Skyler Shepherd, 22, is one of three men accused of hitting 49-year-old Esther Fujimoto with Shepherd's boat and leaving her to die on Aug. 21, 2011. The woman was swimming 200 to 300 feet offshore before the boat's propeller severed her legs. Shepherd was not driving the boat at the time.

The three-day wrongful death suit trial began Monday and was extended an extra day. Shepherd faces charges of obstruction of justice, reckless endangerment and failure to render aid, all misdemeanor charges.

Shepherd says he asked Fujimoto twice if she was hurt after she was struck by the boat but did not hear her cries for help. Shepherd's attorneys argued that with the stereo playing, he may not have been able to hear those pleas. And they separate Shepherd's actions from what those of the driver and other passenger.

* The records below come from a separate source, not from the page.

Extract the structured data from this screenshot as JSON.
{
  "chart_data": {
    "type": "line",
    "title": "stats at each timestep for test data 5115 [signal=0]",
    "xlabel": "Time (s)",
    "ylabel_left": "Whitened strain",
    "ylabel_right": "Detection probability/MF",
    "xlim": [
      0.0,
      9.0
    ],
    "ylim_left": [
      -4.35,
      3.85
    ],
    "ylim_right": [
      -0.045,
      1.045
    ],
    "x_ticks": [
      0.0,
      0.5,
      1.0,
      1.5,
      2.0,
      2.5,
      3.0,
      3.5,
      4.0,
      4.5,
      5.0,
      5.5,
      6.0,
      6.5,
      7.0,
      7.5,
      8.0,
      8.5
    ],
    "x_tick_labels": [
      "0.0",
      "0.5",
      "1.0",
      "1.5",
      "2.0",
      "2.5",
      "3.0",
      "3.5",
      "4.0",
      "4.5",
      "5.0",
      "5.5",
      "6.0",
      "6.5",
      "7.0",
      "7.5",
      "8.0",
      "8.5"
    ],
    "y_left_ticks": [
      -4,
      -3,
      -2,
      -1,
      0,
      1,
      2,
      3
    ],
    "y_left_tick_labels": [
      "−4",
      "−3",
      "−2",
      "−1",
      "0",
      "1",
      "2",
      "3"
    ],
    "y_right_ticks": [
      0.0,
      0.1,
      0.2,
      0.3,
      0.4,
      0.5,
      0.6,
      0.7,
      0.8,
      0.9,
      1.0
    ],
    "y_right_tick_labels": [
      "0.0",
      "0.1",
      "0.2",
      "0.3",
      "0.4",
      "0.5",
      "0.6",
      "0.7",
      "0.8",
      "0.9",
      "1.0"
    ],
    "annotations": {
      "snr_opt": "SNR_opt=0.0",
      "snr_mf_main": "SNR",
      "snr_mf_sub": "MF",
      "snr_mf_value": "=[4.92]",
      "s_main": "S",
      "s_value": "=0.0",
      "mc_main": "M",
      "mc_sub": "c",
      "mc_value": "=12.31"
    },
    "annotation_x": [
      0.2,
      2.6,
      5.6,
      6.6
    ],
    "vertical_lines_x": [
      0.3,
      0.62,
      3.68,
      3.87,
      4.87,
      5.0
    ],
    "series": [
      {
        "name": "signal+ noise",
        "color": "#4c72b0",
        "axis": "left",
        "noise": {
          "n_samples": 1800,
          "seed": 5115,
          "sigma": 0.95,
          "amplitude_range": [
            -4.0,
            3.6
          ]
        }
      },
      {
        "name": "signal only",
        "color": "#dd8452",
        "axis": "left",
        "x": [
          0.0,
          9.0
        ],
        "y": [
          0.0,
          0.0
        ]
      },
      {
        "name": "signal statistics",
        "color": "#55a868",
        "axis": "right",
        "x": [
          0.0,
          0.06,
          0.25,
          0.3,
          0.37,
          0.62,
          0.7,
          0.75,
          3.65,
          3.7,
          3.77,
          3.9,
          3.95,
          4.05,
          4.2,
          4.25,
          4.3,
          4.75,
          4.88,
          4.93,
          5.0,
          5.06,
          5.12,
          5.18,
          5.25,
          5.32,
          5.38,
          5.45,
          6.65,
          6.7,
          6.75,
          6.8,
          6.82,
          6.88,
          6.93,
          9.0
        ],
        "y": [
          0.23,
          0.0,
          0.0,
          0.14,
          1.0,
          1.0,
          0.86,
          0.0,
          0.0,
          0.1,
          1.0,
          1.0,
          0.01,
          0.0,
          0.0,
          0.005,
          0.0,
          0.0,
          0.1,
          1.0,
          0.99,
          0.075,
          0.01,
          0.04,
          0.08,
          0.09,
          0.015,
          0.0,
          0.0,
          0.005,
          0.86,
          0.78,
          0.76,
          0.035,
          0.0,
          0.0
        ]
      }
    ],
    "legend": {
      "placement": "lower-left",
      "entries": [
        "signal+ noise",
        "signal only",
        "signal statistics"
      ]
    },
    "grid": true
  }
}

"He was the only one that went back to her," said Glen Neeley, an attorney representing Shepherd.

Attorneys say Shepherd feels horrible about the outcome.

"He and I both wish that things would have been different," Neeley said. "He wished he would have pushed the issue more. He felt like he was being scolded at by the woman and that was a serious mistake."

Either way, siblings say it hasn't been easy going on without their little sister.

"Because she was the youngest, I remember her as the baby," said the woman's brother, Andy Fujimoto. " I think about the songs that will never be sung. That does sadden me."

Her older brother, Bryan Fujimoto, said his sister and her older sister Denise would swim together at Pineview Reservoir seven days a week over the past 15 years.

As pictures of her injuries were admitted into evidence, family members brought with them today their own pictures with which to remember her and the kind of person she was.

Defense attorneys also brought a state forensic scientist to the stand, who testified that she could not find evidence of Fujimoto's blood on the boat's propeller. She also said that it could have washed away in the lake.

Closing arguments, which were supposed to start Thursday, will start Friday morning and then the case goes to the jury.